Partition sales can have devastating effects on heirs’ property and fair housing. It is important, therefore, that heirs’ property be identified. If those persons with an ownership interest can be identified, educated, and guided through the problems associated with heirs’ property, their heritage may be secured and ramifications effecting fair housing avoided. For these reasons the Southern Coalition for Social Justice, beginning in June 2008, conducted research to determine the extent to which heirs’ property, partition sales, and black land loss is occurring in Orange County, North Carolina.

Narrative of SCSJ's Orange County Heirs' Property Study
(Part of Appendix 1, with maps)

Freeman Beach

http://www.savefreemanbeach.com

Freeman Beach, LLC v. Freeman Heirs, New Hanover County File No. 08 SP 1038

In the 20th century, Freeman Beach was well‐known as the beach, across from Seabreeze, where African Americans could enjoy the ocean front. Present‐day Freeman family members have many memories of their ancestors fishing from the beach and enjoying the natural beauty of the area. The City of Carolina Beach has converted 143 acres of the ocean‐front beach to a Park known as Freeman Park.

In dispute in this action are approximately 180 acres of undeveloped waterfront property at the northern end of Carolina Beach. The original owner of the land was a man named Alexander Freeman. He is remembered today as a notable free black man during slavery times and an incredibly brilliant entrepreneur‐agriculturist. Unlike many of his era, Alexander Freeman created a Will in 1854. Alexander’s Will left the 185 acres he owned to his son, Robert Bruce Freeman. Upon Alexander’s death, which is believed to be sometime around the beginning or during the Civil War, Robert Bruce Freeman became the owner in fee simple at the approximate age of 24. During his life, Robert Bruce Freeman took two wives, Catherine Ann Davis and Lena Swain. In total, he fathered possibly 19 or 20 children between the two marriages. When Robert later died intestate in 1902, the property was divided between all of his children and his second wife.

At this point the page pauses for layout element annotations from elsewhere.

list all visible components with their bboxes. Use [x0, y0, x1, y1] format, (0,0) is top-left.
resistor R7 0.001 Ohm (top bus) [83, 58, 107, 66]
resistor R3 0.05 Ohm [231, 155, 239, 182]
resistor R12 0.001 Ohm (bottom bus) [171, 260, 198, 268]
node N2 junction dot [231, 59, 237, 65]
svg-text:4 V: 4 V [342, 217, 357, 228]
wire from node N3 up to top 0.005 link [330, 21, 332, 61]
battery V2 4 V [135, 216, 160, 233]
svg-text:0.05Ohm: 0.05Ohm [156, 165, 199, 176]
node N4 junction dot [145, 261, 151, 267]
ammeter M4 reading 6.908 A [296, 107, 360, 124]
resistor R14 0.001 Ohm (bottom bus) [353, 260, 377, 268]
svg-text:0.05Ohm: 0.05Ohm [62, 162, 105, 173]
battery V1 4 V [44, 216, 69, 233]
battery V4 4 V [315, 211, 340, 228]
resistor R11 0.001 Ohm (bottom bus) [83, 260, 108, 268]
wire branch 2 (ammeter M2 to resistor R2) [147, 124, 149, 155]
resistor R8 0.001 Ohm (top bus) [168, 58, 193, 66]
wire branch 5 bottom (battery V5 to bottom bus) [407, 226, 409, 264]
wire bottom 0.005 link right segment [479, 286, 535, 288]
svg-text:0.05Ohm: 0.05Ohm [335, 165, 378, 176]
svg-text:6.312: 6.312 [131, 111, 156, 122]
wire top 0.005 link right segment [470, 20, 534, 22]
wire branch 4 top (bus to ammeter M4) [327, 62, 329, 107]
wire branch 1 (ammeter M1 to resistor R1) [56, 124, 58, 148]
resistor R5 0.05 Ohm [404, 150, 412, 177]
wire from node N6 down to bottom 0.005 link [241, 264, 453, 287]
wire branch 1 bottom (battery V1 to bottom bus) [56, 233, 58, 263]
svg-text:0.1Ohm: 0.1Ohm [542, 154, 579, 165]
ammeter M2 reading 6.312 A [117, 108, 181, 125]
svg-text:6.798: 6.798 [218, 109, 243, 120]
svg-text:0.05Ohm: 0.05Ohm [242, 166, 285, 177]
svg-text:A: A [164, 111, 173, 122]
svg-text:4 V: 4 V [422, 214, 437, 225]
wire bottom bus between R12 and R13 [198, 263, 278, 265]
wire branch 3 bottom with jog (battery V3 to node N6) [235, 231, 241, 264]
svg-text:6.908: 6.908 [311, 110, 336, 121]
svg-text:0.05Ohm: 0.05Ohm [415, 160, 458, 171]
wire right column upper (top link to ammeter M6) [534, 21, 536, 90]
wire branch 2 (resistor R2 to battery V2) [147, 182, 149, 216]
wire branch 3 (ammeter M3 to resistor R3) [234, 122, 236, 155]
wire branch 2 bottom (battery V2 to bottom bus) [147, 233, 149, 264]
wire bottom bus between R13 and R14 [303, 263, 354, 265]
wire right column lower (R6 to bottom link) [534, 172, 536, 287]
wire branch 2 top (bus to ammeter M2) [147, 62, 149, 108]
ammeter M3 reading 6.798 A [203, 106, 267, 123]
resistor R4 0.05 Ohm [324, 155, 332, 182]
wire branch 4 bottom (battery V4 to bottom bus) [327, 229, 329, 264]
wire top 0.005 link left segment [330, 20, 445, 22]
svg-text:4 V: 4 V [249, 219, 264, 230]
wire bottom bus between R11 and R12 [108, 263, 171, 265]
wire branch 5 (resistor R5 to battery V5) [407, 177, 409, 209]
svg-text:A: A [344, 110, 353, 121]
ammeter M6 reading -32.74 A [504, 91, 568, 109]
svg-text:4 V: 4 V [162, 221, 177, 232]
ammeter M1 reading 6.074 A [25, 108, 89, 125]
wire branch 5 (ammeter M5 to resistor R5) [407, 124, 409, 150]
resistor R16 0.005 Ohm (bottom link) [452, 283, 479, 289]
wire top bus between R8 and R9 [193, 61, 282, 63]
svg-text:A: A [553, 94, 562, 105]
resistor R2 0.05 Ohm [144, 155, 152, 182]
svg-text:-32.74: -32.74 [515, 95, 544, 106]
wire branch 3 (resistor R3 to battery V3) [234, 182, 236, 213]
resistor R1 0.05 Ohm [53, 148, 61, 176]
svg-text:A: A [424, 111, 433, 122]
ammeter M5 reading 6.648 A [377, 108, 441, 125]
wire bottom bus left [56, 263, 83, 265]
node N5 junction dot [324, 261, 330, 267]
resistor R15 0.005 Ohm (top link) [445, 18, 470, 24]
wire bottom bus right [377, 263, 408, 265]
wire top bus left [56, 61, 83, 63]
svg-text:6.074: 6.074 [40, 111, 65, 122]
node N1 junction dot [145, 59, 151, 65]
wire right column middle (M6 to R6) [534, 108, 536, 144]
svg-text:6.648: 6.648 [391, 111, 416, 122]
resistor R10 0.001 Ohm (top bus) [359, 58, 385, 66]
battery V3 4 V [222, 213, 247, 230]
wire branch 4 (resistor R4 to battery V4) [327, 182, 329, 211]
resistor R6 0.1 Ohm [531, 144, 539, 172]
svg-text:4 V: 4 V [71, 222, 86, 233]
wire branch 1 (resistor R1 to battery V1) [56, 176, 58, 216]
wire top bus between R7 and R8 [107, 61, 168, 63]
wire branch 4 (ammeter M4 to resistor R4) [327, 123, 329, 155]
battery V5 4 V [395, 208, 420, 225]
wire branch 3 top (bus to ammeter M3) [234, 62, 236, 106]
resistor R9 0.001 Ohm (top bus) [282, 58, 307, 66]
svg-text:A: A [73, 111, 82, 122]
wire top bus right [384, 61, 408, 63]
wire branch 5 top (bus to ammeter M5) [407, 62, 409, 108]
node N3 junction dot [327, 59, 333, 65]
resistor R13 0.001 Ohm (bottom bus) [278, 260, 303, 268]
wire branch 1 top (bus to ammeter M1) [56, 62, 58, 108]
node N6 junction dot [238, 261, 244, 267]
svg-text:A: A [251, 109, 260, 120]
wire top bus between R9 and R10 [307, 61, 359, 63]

The partition action is filed by a developer, who claims to own approximately 72% interest in the land through what appears to have been a judgment on a defaulted loan in the 1940’s by some of Robert Freeman’s heirs, and through very recent purchases of other heirs’ interests. The remaining family members are looking for a way to preserve something of their heritage and keep some portion of the land undeveloped.

The clerk appointed a guardian selected by the Petitioner, to represent the unknown heirs as well as known heirs, of Robert Bruce Freeman.